Aside: my previous post, this one, and perhaps the next one or two do not represent me "thinking aloud" as my posts usually do... instead, I'm summarising thoughts that I had over the semester, but felt too busy to blog about.
So. How well can we do with just a single layer of probability, over a standard logic? How can we achieve something similar to Solomonoff induction?
One idea is to imagine that the universe we are observing was constructed by randomly writing down sentences in logic to determine each fact, only taking care not to ever write something which contradicts what we've already written. For example, we can use a length-based prior to choose a sentence at random from first-order logic. This prior obviously contains the Solomonoff prior ("is dominant over" as they say), but it's not clear to me whether the relationship goes the other way ("is dominated by") so that they are roughly equivalent. I'm thinking the prior I'm specifying is "even more uncomputable," since we have to check for consistency of theories.
This prior lends itself to an interesting approximation scheme, though.
- Each sentence has at least log-probability inversely proportional to its length
- To this, we can add some probability mass for each consistent sequence of sentences which we find that implies the sentence. (To test for "consistent" we just try to find a contradiction for some reasonable amount of time, perhaps trying harder later if it's important.)
- Normalise this probability by dividing by (1 - probability we encounter an inconsistent sequence drawing randomly), which is estimated based on the cumulative probability of the inconsistent sequences we've identified so far.
- This gives a rough lower bound for the probability. To get an upper bound, we apply the same technique to the negation of the sentence.
- If A implies B, then B is at least as probable as A (ie, it can inherit A's lower bound). Likewise, A is at most as probable as B (inheriting B's upper bound). In other words, we can use existing ideas about propagating probability intervals to work with these estimates if we like.
- To update on evidence, we use compatibility with that evidence as an extra criteria for consistency of sequences of statements.

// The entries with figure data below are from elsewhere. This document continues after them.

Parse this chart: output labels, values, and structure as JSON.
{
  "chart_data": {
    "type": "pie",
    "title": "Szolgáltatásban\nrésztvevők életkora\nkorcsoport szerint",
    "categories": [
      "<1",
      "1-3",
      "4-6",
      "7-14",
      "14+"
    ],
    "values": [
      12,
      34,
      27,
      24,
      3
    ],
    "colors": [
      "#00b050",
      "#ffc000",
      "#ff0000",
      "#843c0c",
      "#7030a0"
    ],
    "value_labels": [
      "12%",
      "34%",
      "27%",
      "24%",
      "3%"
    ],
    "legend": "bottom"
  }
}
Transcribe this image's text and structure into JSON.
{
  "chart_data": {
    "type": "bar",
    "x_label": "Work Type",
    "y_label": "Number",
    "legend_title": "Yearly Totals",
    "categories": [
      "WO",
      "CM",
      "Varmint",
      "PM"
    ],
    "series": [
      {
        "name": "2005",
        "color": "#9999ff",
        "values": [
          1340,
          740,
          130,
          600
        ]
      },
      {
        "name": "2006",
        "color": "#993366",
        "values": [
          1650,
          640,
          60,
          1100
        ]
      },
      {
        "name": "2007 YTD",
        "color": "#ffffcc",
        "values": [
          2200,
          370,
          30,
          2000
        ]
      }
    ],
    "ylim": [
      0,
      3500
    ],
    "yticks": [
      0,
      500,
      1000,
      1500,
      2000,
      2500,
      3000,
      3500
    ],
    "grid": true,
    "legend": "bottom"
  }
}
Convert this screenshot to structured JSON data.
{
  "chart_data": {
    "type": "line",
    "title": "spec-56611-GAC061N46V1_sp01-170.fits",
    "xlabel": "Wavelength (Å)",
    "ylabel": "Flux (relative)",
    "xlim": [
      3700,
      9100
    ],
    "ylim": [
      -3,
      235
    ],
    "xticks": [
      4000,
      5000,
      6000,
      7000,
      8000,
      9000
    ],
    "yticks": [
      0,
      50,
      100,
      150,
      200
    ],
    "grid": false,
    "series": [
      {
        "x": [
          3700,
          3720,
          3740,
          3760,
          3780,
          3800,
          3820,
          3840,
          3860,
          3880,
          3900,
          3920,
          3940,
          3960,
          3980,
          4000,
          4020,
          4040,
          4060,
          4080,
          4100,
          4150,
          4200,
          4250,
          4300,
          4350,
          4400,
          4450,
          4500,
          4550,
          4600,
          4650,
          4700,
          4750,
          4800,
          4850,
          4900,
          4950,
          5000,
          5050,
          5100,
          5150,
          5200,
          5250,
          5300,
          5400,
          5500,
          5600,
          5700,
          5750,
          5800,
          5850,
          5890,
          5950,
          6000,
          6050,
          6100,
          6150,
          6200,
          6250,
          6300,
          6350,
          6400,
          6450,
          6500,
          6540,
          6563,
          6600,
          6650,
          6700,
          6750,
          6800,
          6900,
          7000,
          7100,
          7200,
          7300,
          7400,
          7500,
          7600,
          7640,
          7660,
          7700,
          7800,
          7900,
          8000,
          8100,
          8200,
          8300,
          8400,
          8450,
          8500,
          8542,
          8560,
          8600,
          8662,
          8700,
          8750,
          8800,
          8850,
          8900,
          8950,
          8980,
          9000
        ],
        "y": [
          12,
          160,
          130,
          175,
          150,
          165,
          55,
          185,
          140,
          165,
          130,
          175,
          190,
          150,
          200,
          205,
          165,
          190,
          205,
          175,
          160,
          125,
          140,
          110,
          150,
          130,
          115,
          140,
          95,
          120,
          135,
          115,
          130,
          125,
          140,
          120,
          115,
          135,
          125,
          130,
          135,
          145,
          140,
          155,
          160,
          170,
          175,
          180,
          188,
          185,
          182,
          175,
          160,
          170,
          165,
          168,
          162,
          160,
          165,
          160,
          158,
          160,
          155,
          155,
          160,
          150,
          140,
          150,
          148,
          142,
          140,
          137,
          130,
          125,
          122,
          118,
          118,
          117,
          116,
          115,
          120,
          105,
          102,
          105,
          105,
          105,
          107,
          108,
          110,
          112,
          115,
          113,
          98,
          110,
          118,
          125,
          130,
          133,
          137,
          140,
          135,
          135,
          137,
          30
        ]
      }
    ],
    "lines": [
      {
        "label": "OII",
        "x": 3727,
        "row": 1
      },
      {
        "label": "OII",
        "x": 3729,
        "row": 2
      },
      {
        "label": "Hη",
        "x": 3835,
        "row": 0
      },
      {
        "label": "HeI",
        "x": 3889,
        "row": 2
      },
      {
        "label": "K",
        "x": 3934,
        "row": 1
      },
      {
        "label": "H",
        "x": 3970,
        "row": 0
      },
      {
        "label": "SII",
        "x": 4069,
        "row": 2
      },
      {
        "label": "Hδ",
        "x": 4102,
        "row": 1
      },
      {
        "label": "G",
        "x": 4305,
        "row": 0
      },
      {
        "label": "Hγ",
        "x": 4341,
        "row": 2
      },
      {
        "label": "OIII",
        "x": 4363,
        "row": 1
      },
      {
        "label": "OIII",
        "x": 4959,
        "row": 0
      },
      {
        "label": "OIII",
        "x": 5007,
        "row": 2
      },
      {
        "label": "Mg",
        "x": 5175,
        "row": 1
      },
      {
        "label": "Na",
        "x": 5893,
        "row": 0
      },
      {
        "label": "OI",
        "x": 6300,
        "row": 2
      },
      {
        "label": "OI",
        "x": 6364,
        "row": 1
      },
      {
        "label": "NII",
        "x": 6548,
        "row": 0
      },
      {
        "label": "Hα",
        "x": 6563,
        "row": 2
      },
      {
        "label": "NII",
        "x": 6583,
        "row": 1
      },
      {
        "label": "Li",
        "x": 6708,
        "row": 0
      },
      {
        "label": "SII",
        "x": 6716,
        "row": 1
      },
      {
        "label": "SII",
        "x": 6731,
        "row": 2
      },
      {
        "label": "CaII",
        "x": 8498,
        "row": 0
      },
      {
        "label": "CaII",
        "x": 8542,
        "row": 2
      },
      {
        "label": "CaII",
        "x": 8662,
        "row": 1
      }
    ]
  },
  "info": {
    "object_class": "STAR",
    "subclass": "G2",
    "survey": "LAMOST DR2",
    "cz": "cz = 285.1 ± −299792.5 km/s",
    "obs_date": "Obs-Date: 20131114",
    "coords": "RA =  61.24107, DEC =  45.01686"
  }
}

Intuitively, this will throw out a bunch of possibilities (and increase the amount of normalisation by doing that, which increases the probability of the remaining possibilities).
Unfortunately, these bounds would tend to be very wide, I think. The system would have to do a lot of thinking to narrow them down. More generous approximations might find one model and stick to it until it's disproved or a better model is found, say. This would at least give the system something to work with.
Now that we have a little bit of foundation in place, I think we can more usefully consider what to do if we want higher-order probabilities. Just as we can randomly choose sentences of first-order logic, we can randomly choose sentences of any system of probabilistic models we like (such as BLP, BLog, etc). This allows us to use the inference algorithms, et cetera from our favourite formalism. As long as first-order logic is a special case of the formalism, it will be just as universal.
For example, we could perfectly well use a prior based on random theories stated with the (objective-)probability-theoretic quantification which I was discussing in the previous posts. If we do this, we basically solve the puzzles I was running up against there: the inference from objective probabilities over classes to subjective probabilities over individuals is justified by the regularity assumption in the prior, IE, by the idea that the objective probability might be an "essential feature" of the class... something that was written down in the book of rules for the universe before the individual cases were decided.